Mexican Minimum Wage Guides Workplace Compensation

For most Americans, the minimum wage is a footnote, a benchmark that affects those in the lower tiers of industry and service sectors of the economy. It is estimated that less than three percent of the US workforce is actually paid that amount.

Mexico minimum wage is the amount paid to about a much greater percentage of the that country’s workforce -- by some estimates, 15 percent of all workers. But the importance of the minimum wage in Mexico extends well beyond hourly earnings and into daily life of millions.

How many vacation days or weeks of severance must an employee be provided? Check the minimum wage tables. How much of a fine must a motorist pay for running a red light? Check the minimum wage tables. How much of a mortgage might a breadwinner afford? The tables of the salario mínimo (Mexican minimum wage) will tell.

The minimum wage in Mexico, set annually by a commission consisting of government, business, and labor, actually sets three minimum wages based on cost-of-living in rural, metropolitan and isolated regions of the country. These divisions recognize what Mexicans experience daily: the first-world costs of Mexico City and other metropolitan areas, and an inexpensive, live-off-the-land existence in rural areas. The division into merely three regions might seem arbitrary to the traveler familiar with Mexico; there are settings in Mexico where life is more expensive than Manhattan, and, (to the contrary) villages where housing is all-but-free. (The three divisions represents a major consolidation from a decade ago when there were more than a dozen minimum-wage categories.)

Minimum wages in Mexico are set on a daily basis. The minimum wage for 2012 in the most expensive zone, Area A, is 62.33 pesos, or $4.98, based on $/12.5 pesos. That is up 4.2 percent from last year. Area A includes Baja California, Baja California Sur, Mexico City; some municipalities of the states of: Mexico, Sonora, Tamaulipas Veracruz and Chihuahua. Area B, where the minimum is 60.57 pesos, or $4.84, includes Jalisco, Nuevo León and some municipalities of the States of Sonora, Tamaulipas y Veracruz. Area C, where the wage is 59.08 pesos. or $4.72, includes Aguascalientes, Guerrero, Quintana Roo, Nayarit, Oaxaca, Puebla, Querétaro, San Luis Potosí, Sinaloa, Tabasco, Tlaxcala, Yucatán, Zacatecas, Morelos, Michoacán, Hidalgo, Guanajuato, Durango, Chiapas, Coahuila, Campeche, and some munipalities of Veracruz, Nuevo León, Sonora, Tamaulipas, Jalisco, and Chihuahua

Current Mexican minimum wages are said to cover 83 percent of the poverty line needs. This poverty line takes into account the most modest of public transport, nutrition and energy costs.

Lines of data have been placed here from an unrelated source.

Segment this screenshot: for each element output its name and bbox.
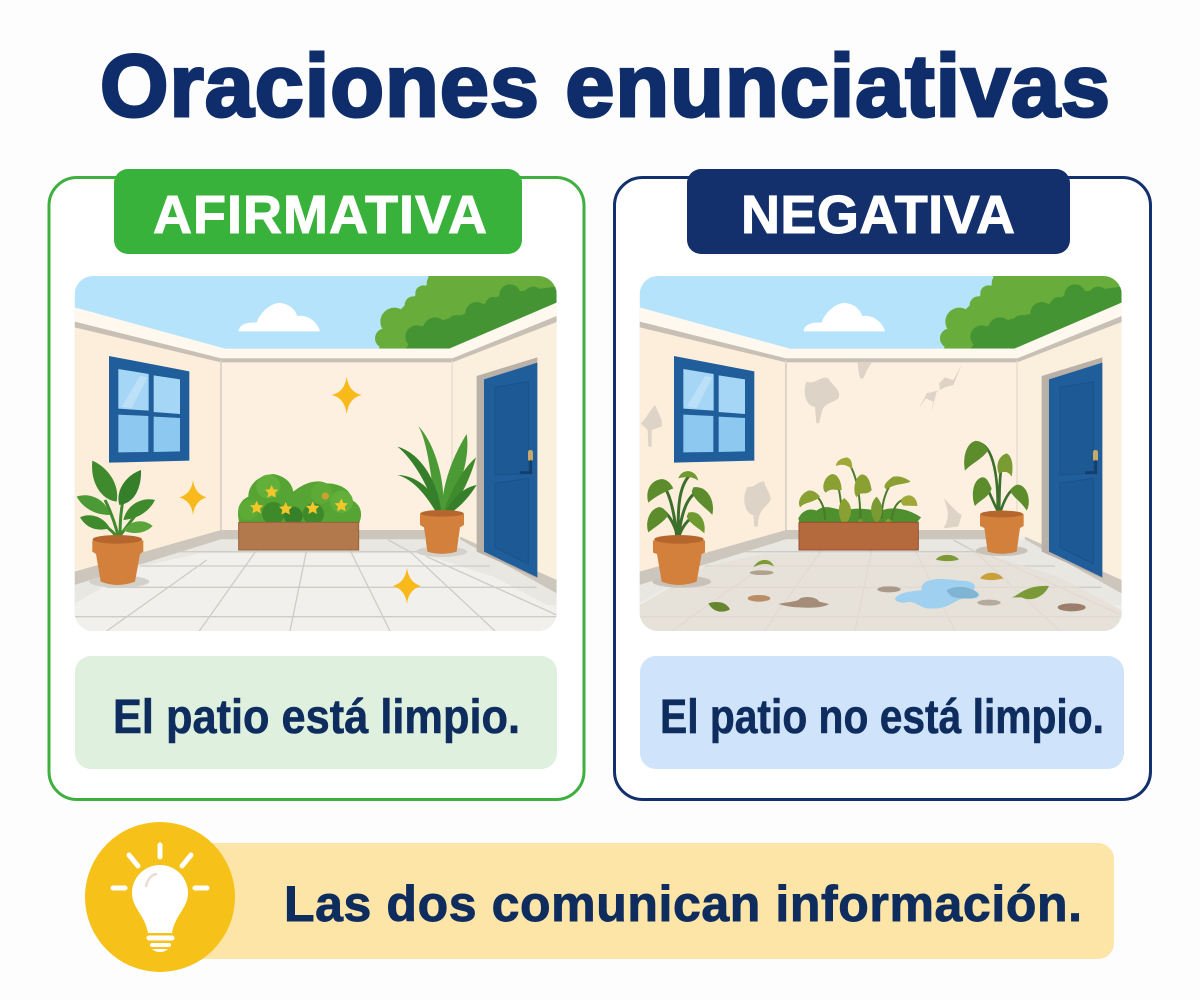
header badge: afirmativa: AFIRMATIVA: [153, 185, 487, 245]
card outline: negativa: [614, 178, 1150, 800]
floor tint: [640, 553, 1122, 631]
panel: afirmativa: [49, 169, 584, 800]
panel: negativa: [614, 169, 1150, 800]
illustration: dirty patio: [640, 273, 1125, 631]
plant: wilted left: [647, 471, 713, 588]
callout text: Las dos comunican información.: [284, 876, 1082, 932]
header badge: afirmativa: [114, 169, 522, 254]
plant: left pot: [77, 461, 155, 588]
callout: conclusion: [85, 822, 1114, 972]
planter with flowers: [238, 474, 361, 550]
caption: afirmativa: El patio está limpio.: [113, 691, 520, 744]
card outline: afirmativa: [49, 178, 584, 800]
plant: wilted right: [964, 441, 1029, 556]
floor debris: leaves, dirt and puddle: [708, 555, 1086, 612]
caption: negativa: El patio no está limpio.: [660, 691, 1104, 744]
header badge: negativa: [687, 169, 1070, 254]
title: Oraciones enunciativas: [100, 36, 1110, 135]
callout bar: [180, 843, 1114, 959]
wall stains: [641, 363, 962, 528]
sparkles: [179, 377, 421, 604]
header badge: negativa: NEGATIVA: [741, 185, 1015, 245]
plant: right pot: [397, 426, 477, 557]
caption: negativa: [640, 656, 1124, 769]
caption: afirmativa: [75, 656, 557, 769]
illustration: clean patio: [75, 273, 560, 631]
planter: wilted: [798, 457, 921, 550]
icon: light bulb: [85, 822, 235, 972]
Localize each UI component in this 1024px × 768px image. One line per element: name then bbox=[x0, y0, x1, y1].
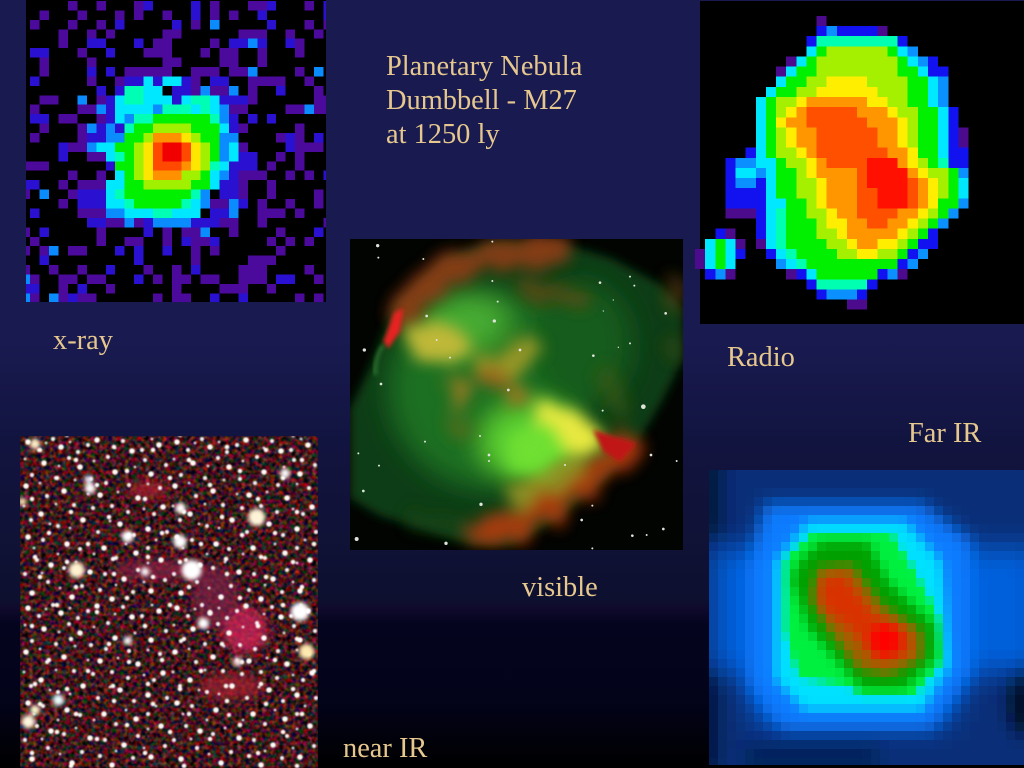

The wage is set by Comisión Nacional de los Salarios Mínimos, (National Minimum Wage Commission), known as CONASAMI. It is a governmental entity created in 1962 and tasked with carrying out Article 94 of the Federal Labor Law. The Commission's research department, Dirección Técnica, conducts surveys and studies to determine the wage. It examines inflation, productivity and other factors in setting the rate.

Generally, employers in Mexico pay 15- to 20-percent over minimum to unskilled employees. Employers often pay workers more than the minimum wage in Mexico. Mortgage loans from INFONAVIT, Fondo Nacional de la Vivienda para los Trabajadores (the National Worker Housing Fund), are based on those reported salaries and the employer's in-kind contributions.

As modest as the minimum may appear to be, it is actually superior to the amount earned by workers in what is called Mexico's "informal" economy. It is believed that as much as 40 percent of Mexico's economy is, in some respect, "informal,"meaning that no earnings, or corresponding benefits, are reported to any governmental entity.

The minimum wage is used to penalize both civil and criminal violations throughout the country. For example, driving on a median or in the wrong lane in Mexico City can result in a fine of five- to 10-times the minimum salary.

Evasion of Mexican minimum wage laws by an employer, under Articles 386 and 387, Section XVII of the Federal Penal Code, carries criminal sanctions and, not surprisingly, fines based on multiples of that minimum.